Sunday 22 March, 2009
Mothering Sunday
Baptism Sunday

¶ Exodus 2. 1 – 10
Male Hebrew babies had to be drowned in the Nile, so Moses' mother acted shrewdly to save his life.  In due course, he in turn was God's agent to save his people from slavery.  It is a picture of Jesus' role for us all. Salvation hangs by a (golden) thread, does it not?

or 1 Samuel 1. 20 – 28
The birth of Samuel, dedicated for God’s special purpose, is an advance-echo for the coming of Jesus.

¶ 2 Corinthians 1. 3 – 7
Here we see Paul’s true pastoral spirit as he writes to a Christian Community that causes him much trouble.

or Colossians 3. 12 – 17
Here is Paul’s ideal picture of the Christian community – a generous, kindly people, devoted to God’s praise, all for the sake of Christ.

¶ Luke 2. 33 – 35
Like the mother of Moses, Mary has a crisis ahead.  Jesus will be a man at risk as well as the giver of life and freedom.

or John 19. 25b – 27
Jesus provides for the future in his moment of death.  Perhaps we should see his mother as standing for old Israel and the beloved disciple as the Church of the future, now inaugurated.
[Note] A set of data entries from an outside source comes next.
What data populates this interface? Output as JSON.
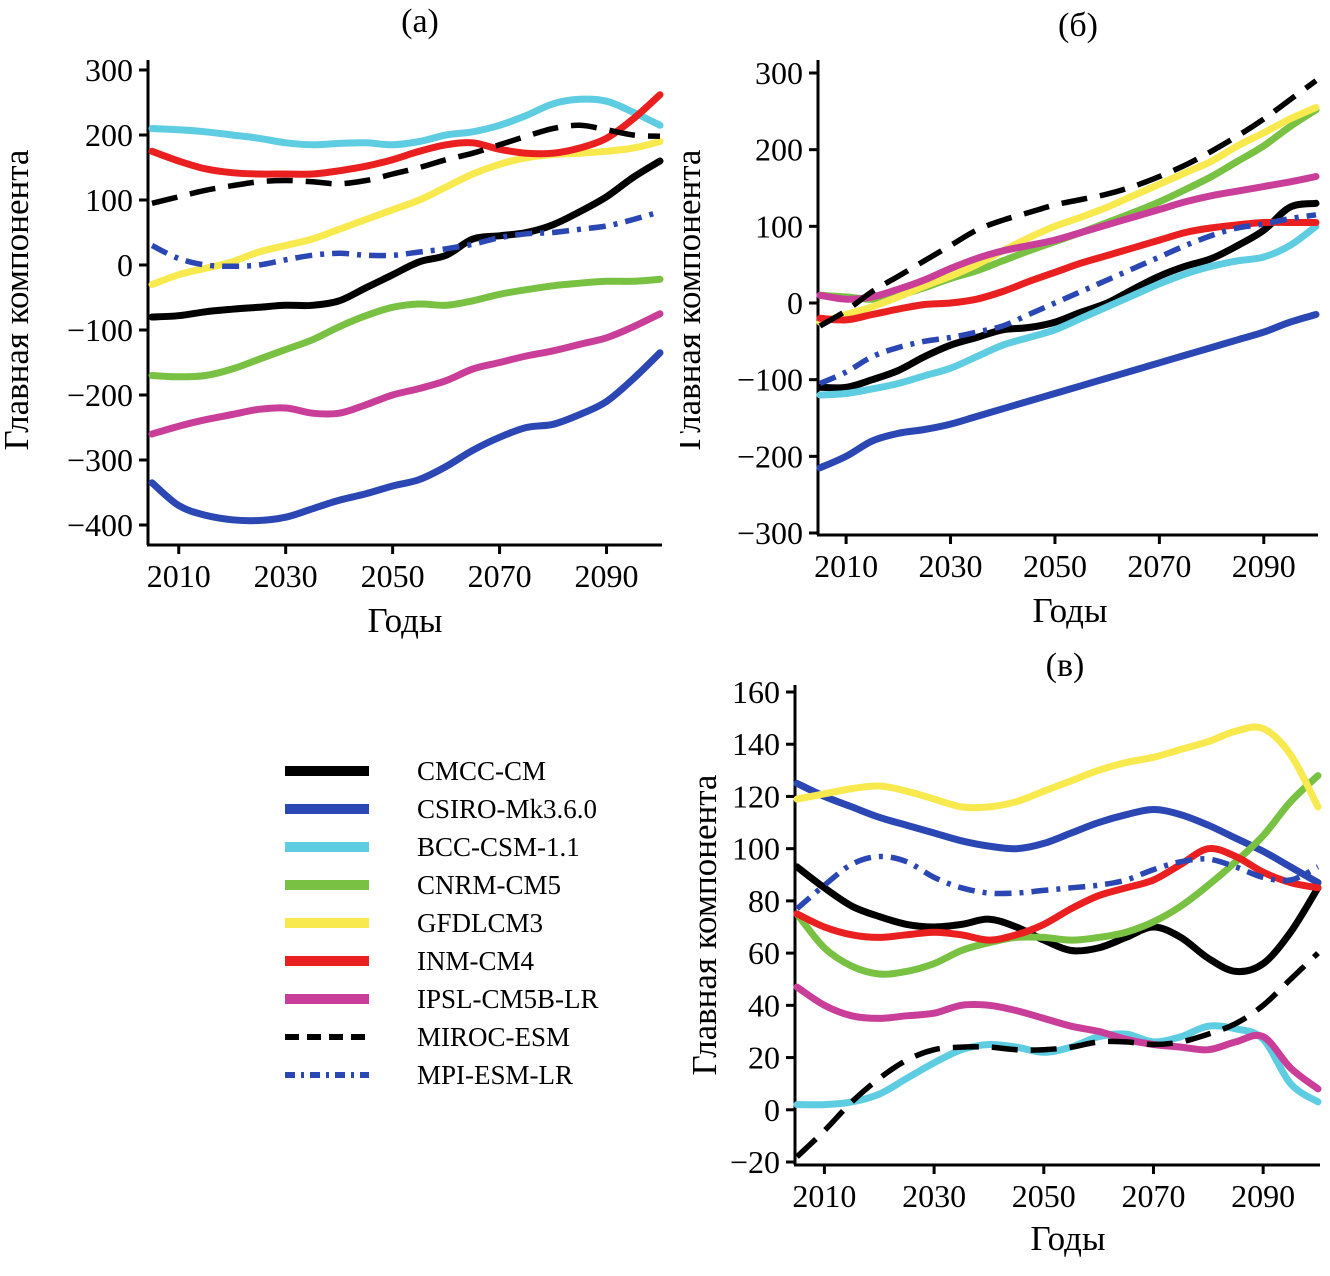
{
  "colors": {
    "background": "#ffffff",
    "axis": "#000000",
    "black": "#000000",
    "blue": "#2a47b3",
    "cyan": "#5ecde2",
    "green": "#79c143",
    "yellow": "#f8e94e",
    "red": "#e9201f",
    "magenta": "#c93e98"
  },
  "legend": {
    "items": [
      {
        "label": "CMCC-CM",
        "color": "#000000",
        "style": "solid"
      },
      {
        "label": "CSIRO-Mk3.6.0",
        "color": "#2a47b3",
        "style": "solid"
      },
      {
        "label": "BCC-CSM-1.1",
        "color": "#5ecde2",
        "style": "solid"
      },
      {
        "label": "CNRM-CM5",
        "color": "#79c143",
        "style": "solid"
      },
      {
        "label": "GFDLCM3",
        "color": "#f8e94e",
        "style": "solid"
      },
      {
        "label": "INM-CM4",
        "color": "#e9201f",
        "style": "solid"
      },
      {
        "label": "IPSL-CM5B-LR",
        "color": "#c93e98",
        "style": "solid"
      },
      {
        "label": "MIROC-ESM",
        "color": "#000000",
        "style": "dashed"
      },
      {
        "label": "MPI-ESM-LR",
        "color": "#2a47b3",
        "style": "dashdot"
      }
    ]
  },
  "chart_data": [
    {
      "id": "a",
      "type": "line",
      "title": "(а)",
      "xlabel": "Годы",
      "ylabel": "Главная компонента",
      "xlim": [
        2005,
        2100
      ],
      "ylim": [
        -400,
        300
      ],
      "xticks": [
        2010,
        2030,
        2050,
        2070,
        2090
      ],
      "yticks": [
        300,
        200,
        100,
        0,
        -100,
        -200,
        -300,
        -400
      ],
      "grid": false,
      "x": [
        2005,
        2010,
        2015,
        2020,
        2025,
        2030,
        2035,
        2040,
        2045,
        2050,
        2055,
        2060,
        2065,
        2070,
        2075,
        2080,
        2085,
        2090,
        2095,
        2100
      ],
      "series": [
        {
          "name": "CMCC-CM",
          "values": [
            -80,
            -78,
            -72,
            -68,
            -65,
            -62,
            -62,
            -55,
            -35,
            -15,
            5,
            15,
            40,
            45,
            50,
            62,
            82,
            105,
            135,
            160
          ]
        },
        {
          "name": "CSIRO-Mk3.6.0",
          "values": [
            -335,
            -370,
            -385,
            -392,
            -393,
            -388,
            -375,
            -362,
            -352,
            -340,
            -330,
            -310,
            -285,
            -265,
            -250,
            -245,
            -230,
            -210,
            -175,
            -135
          ]
        },
        {
          "name": "BCC-CSM-1.1",
          "values": [
            210,
            208,
            205,
            200,
            195,
            188,
            185,
            187,
            188,
            185,
            190,
            200,
            205,
            215,
            230,
            248,
            255,
            252,
            235,
            215
          ]
        },
        {
          "name": "CNRM-CM5",
          "values": [
            -170,
            -172,
            -170,
            -160,
            -145,
            -130,
            -115,
            -95,
            -78,
            -65,
            -60,
            -62,
            -55,
            -45,
            -38,
            -32,
            -28,
            -25,
            -25,
            -22
          ]
        },
        {
          "name": "GFDLCM3",
          "values": [
            -30,
            -15,
            -5,
            5,
            20,
            30,
            40,
            55,
            70,
            85,
            100,
            120,
            140,
            155,
            165,
            170,
            172,
            175,
            180,
            190
          ]
        },
        {
          "name": "INM-CM4",
          "values": [
            175,
            160,
            148,
            142,
            140,
            140,
            140,
            145,
            152,
            162,
            175,
            185,
            188,
            178,
            172,
            172,
            180,
            195,
            225,
            262
          ]
        },
        {
          "name": "IPSL-CM5B-LR",
          "values": [
            -260,
            -248,
            -238,
            -230,
            -222,
            -220,
            -228,
            -228,
            -215,
            -200,
            -190,
            -178,
            -160,
            -150,
            -140,
            -132,
            -122,
            -112,
            -95,
            -75
          ]
        },
        {
          "name": "MIROC-ESM",
          "values": [
            95,
            105,
            115,
            122,
            128,
            130,
            128,
            125,
            130,
            140,
            150,
            162,
            172,
            185,
            198,
            210,
            215,
            208,
            200,
            198
          ]
        },
        {
          "name": "MPI-ESM-LR",
          "values": [
            30,
            10,
            0,
            -2,
            0,
            8,
            15,
            18,
            15,
            15,
            20,
            25,
            32,
            42,
            48,
            50,
            55,
            60,
            70,
            82
          ]
        }
      ]
    },
    {
      "id": "b",
      "type": "line",
      "title": "(б)",
      "xlabel": "Годы",
      "ylabel": "Главная компонента",
      "xlim": [
        2005,
        2100
      ],
      "ylim": [
        -300,
        300
      ],
      "xticks": [
        2010,
        2030,
        2050,
        2070,
        2090
      ],
      "yticks": [
        300,
        200,
        100,
        0,
        -100,
        -200,
        -300
      ],
      "grid": false,
      "x": [
        2005,
        2010,
        2015,
        2020,
        2025,
        2030,
        2035,
        2040,
        2045,
        2050,
        2055,
        2060,
        2065,
        2070,
        2075,
        2080,
        2085,
        2090,
        2095,
        2100
      ],
      "series": [
        {
          "name": "CMCC-CM",
          "values": [
            -110,
            -110,
            -100,
            -88,
            -70,
            -55,
            -45,
            -35,
            -32,
            -25,
            -12,
            0,
            18,
            35,
            48,
            58,
            75,
            95,
            125,
            130
          ]
        },
        {
          "name": "CSIRO-Mk3.6.0",
          "values": [
            -215,
            -200,
            -180,
            -170,
            -165,
            -158,
            -148,
            -138,
            -128,
            -118,
            -108,
            -98,
            -88,
            -78,
            -68,
            -58,
            -48,
            -38,
            -25,
            -15
          ]
        },
        {
          "name": "BCC-CSM-1.1",
          "values": [
            -120,
            -118,
            -112,
            -105,
            -95,
            -85,
            -70,
            -55,
            -45,
            -35,
            -20,
            -5,
            10,
            25,
            38,
            48,
            55,
            60,
            75,
            100
          ]
        },
        {
          "name": "CNRM-CM5",
          "values": [
            10,
            8,
            5,
            10,
            20,
            32,
            42,
            55,
            68,
            80,
            92,
            105,
            118,
            132,
            148,
            165,
            185,
            205,
            230,
            252
          ]
        },
        {
          "name": "GFDLCM3",
          "values": [
            -25,
            -15,
            -5,
            8,
            22,
            35,
            50,
            68,
            85,
            100,
            112,
            125,
            140,
            155,
            170,
            185,
            205,
            222,
            240,
            255
          ]
        },
        {
          "name": "INM-CM4",
          "values": [
            -20,
            -22,
            -15,
            -8,
            -2,
            0,
            5,
            15,
            28,
            40,
            52,
            62,
            72,
            82,
            92,
            98,
            102,
            105,
            105,
            105
          ]
        },
        {
          "name": "IPSL-CM5B-LR",
          "values": [
            10,
            5,
            8,
            18,
            30,
            45,
            58,
            68,
            75,
            82,
            92,
            102,
            112,
            122,
            132,
            140,
            146,
            152,
            158,
            165
          ]
        },
        {
          "name": "MIROC-ESM",
          "values": [
            -30,
            -10,
            15,
            35,
            55,
            75,
            95,
            108,
            118,
            128,
            135,
            142,
            152,
            165,
            180,
            198,
            218,
            240,
            265,
            290
          ]
        },
        {
          "name": "MPI-ESM-LR",
          "values": [
            -105,
            -90,
            -70,
            -58,
            -50,
            -45,
            -38,
            -30,
            -15,
            0,
            15,
            30,
            45,
            60,
            75,
            88,
            98,
            103,
            110,
            115
          ]
        }
      ]
    },
    {
      "id": "v",
      "type": "line",
      "title": "(в)",
      "xlabel": "Годы",
      "ylabel": "Главная компонента",
      "xlim": [
        2005,
        2100
      ],
      "ylim": [
        -20,
        160
      ],
      "xticks": [
        2010,
        2030,
        2050,
        2070,
        2090
      ],
      "yticks": [
        160,
        140,
        120,
        100,
        80,
        60,
        40,
        20,
        0,
        -20
      ],
      "grid": false,
      "x": [
        2005,
        2010,
        2015,
        2020,
        2025,
        2030,
        2035,
        2040,
        2045,
        2050,
        2055,
        2060,
        2065,
        2070,
        2075,
        2080,
        2085,
        2090,
        2095,
        2100
      ],
      "series": [
        {
          "name": "CMCC-CM",
          "values": [
            93,
            85,
            78,
            74,
            71,
            70,
            71,
            73,
            70,
            65,
            61,
            62,
            66,
            70,
            66,
            58,
            53,
            56,
            68,
            85
          ]
        },
        {
          "name": "CSIRO-Mk3.6.0",
          "values": [
            125,
            120,
            116,
            112,
            109,
            106,
            103,
            101,
            100,
            102,
            106,
            110,
            113,
            115,
            113,
            109,
            104,
            99,
            93,
            87
          ]
        },
        {
          "name": "BCC-CSM-1.1",
          "values": [
            2,
            2,
            3,
            6,
            12,
            18,
            23,
            25,
            24,
            22,
            24,
            28,
            29,
            26,
            28,
            32,
            31,
            27,
            10,
            3
          ]
        },
        {
          "name": "CNRM-CM5",
          "values": [
            75,
            62,
            55,
            52,
            53,
            56,
            61,
            64,
            66,
            66,
            65,
            66,
            68,
            72,
            78,
            86,
            95,
            105,
            118,
            128
          ]
        },
        {
          "name": "GFDLCM3",
          "values": [
            119,
            121,
            123,
            124,
            122,
            119,
            116,
            116,
            118,
            122,
            126,
            130,
            133,
            135,
            138,
            141,
            145,
            146,
            136,
            116
          ]
        },
        {
          "name": "INM-CM4",
          "values": [
            75,
            70,
            67,
            66,
            67,
            68,
            67,
            65,
            67,
            71,
            77,
            82,
            85,
            88,
            94,
            100,
            97,
            91,
            87,
            85
          ]
        },
        {
          "name": "IPSL-CM5B-LR",
          "values": [
            47,
            40,
            36,
            35,
            36,
            37,
            40,
            40,
            38,
            35,
            32,
            30,
            27,
            25,
            24,
            23,
            26,
            28,
            16,
            8
          ]
        },
        {
          "name": "MIROC-ESM",
          "values": [
            -18,
            -8,
            3,
            12,
            19,
            23,
            24,
            24,
            23,
            23,
            24,
            26,
            26,
            25,
            26,
            29,
            33,
            40,
            50,
            60
          ]
        },
        {
          "name": "MPI-ESM-LR",
          "values": [
            77,
            86,
            94,
            97,
            95,
            89,
            85,
            83,
            83,
            84,
            85,
            86,
            88,
            92,
            95,
            96,
            93,
            89,
            88,
            93
          ]
        }
      ]
    }
  ]
}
  • Is it hard to accept that the triumph of good is never plain sailing?
  • How hard it is for church life to live up to so attractive an ideal.
  • Pray for grace to share Mary's pain and suffering for the ultimate good of us all.

Sunday 29 March, 2009
The Fifth Sunday of Lent

¶ Jeremiah 31. 31 34
This was a favourite passage among early Christians, echoed for instance in the words over the wine at the Last Supper.  The prophet looks to a day when God will, as if afresh, make the closest of bonds with his own.  So he will fulfil our deepest longings.

¶ Hebrews 5. 5 10
The writer seizes on a verse in Psalm 110 which looks to an eternal priest, to be in the line of Melchizedek who appeared briefly and intriguingly in Genesis 14.  Jesus, he says, fulfils the role, coming out of the blue, mysteriously, to do the work that God assigned to him, even at the cost of his life.  See the image as strangely poetic.

John 12. 20 33
Jesus here looks to his coming death and the momentous harvest of souls to which it will lead over century after century and in countless lands.

* How can we maintain freshness in our relationship with God?

* Jesus is both dependable and mysterious.  Never must we take him for granted.

* Jesus’ death is his ‘glory’; it shows him in all his inner divine splendour, for  those with eyes to see.